Apollo and Pygmalion are the epitome of male sexuality. Once they are "enflamed" with a passion or desire, they cannot stop until their desire has been achieved. This same idea pertains to many men in our modern culture as well. Some, like Tiger Woods, will not stop until their desire is fulfilled (how ever large it may be. In our stories, our men are also enflamed with passion, whether or not it is by their own will or doing.
In the story of Apollo and Daphne, Apollo is struck by Cupid's arrow, and is set off by love to find and take Daphne as his own. However, Daphne is determined to stay a virgin, and flees from Apollo. As any normal man would do, Apollo starts naming off how good he is, and why she cannot flee from him. He starts out with the "dont you know who I am?" card, and tell her that "iuppiter est genitor," that Jupiter is his dad. As if that is not enough, he continues to brag, "inventum medicina meum est, opiferque per orbem dicor," saying that he is the inventor of medicine and brings aid to the world. However, his persuasion is to no avail, and daphne continues to run. Eventually, he gets what he wants, and gets a more eco-friendly version of Daphne.

Pygmalion, our other friend, is a similar character. Although he is not enflamed by an arrow, he nevertheless desires for a perfect girl. Because all the girls are sleezy, he makes for himself a statue. His statue is lifelike, and he falls in love with it. "miratur et haurit
pectore Pygmalion simulati corporis ignes,"He drinks in passionate fires for his heart for created art. He is drawn to his statue, and it eventually turns into a human, and he gets his lover.

Both of our men have a desire to obtain love, and do not stop until they have gotten it. If only all men showed perseverance in our world!

Adam said...

Apollo and Pygmalion

First of all, Apollo brings his fate upon himself. He insults Cupid while bragging about his great feats. “quid” que “tibi, lascive puer, cum fortibus armis?... qui modo pestifero tot iugera ventre prementem
stravimus innumeris tumidum Pythona sagittis." So, in return, Cupid shoots him with a love creating arrow and then shoots Daphne with a love repelling arrow.
He starts to chase after her because he is very attracted to her and she runs because she is repelled by him.
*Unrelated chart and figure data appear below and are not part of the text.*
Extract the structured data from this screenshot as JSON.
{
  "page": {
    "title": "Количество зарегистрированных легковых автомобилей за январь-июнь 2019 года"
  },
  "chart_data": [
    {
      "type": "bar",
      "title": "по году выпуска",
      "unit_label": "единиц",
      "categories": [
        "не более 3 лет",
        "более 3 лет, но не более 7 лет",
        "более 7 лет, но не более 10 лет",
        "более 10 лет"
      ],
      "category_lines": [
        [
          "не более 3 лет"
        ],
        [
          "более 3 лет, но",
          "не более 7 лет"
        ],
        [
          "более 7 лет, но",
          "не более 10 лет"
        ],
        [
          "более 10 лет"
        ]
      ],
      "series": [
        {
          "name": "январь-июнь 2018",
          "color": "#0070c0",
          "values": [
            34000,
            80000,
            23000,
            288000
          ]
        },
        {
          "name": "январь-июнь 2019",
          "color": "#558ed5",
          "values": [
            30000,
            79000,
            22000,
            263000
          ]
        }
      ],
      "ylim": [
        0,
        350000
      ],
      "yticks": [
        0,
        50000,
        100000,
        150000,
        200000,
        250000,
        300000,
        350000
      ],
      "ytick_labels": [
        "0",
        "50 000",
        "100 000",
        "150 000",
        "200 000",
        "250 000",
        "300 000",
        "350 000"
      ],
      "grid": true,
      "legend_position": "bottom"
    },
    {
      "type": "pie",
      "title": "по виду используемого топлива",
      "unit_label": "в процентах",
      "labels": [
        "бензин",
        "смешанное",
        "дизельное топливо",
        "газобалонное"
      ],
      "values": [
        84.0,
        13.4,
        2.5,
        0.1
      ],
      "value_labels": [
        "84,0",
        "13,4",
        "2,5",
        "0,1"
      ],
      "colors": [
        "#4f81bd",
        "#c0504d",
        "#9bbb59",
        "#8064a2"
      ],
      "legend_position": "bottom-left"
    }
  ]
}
In each one of the poems of Ovid that we have read, many people call upon the Gods for help. In this case, Daphne calls upon her father who is Peneus, to "change her shape." Peneus agrees and turns her into a tree. Apollo sees the tree and walks over to say, “at, quoniam coniunx mea non potes esse, arbor eris certe” (since you can't be my bride, at least you will certainly be my tree!) So, they live happily ever after.
In the story of Pygmalion, he does not want to get wrapped up in the life of a "garden tool" so he decides to make the perfect woman. He builds this perfect woman so that he can kiss and caress this model. At the festival of Venus,Pygmalion calls upon the Gods for help to he asks her if he can have his wife be made similar to ivory. Venus grants his wish, she becomes alive and then live happily ever after.
Apollo is persuasive and passionate while Pygmalion is very quiet and keeps to himself. When he is talking to Venus, he asks her timide if she can turn his statue into ivory.
In the end, they both get what they want in the most peculiar of ways.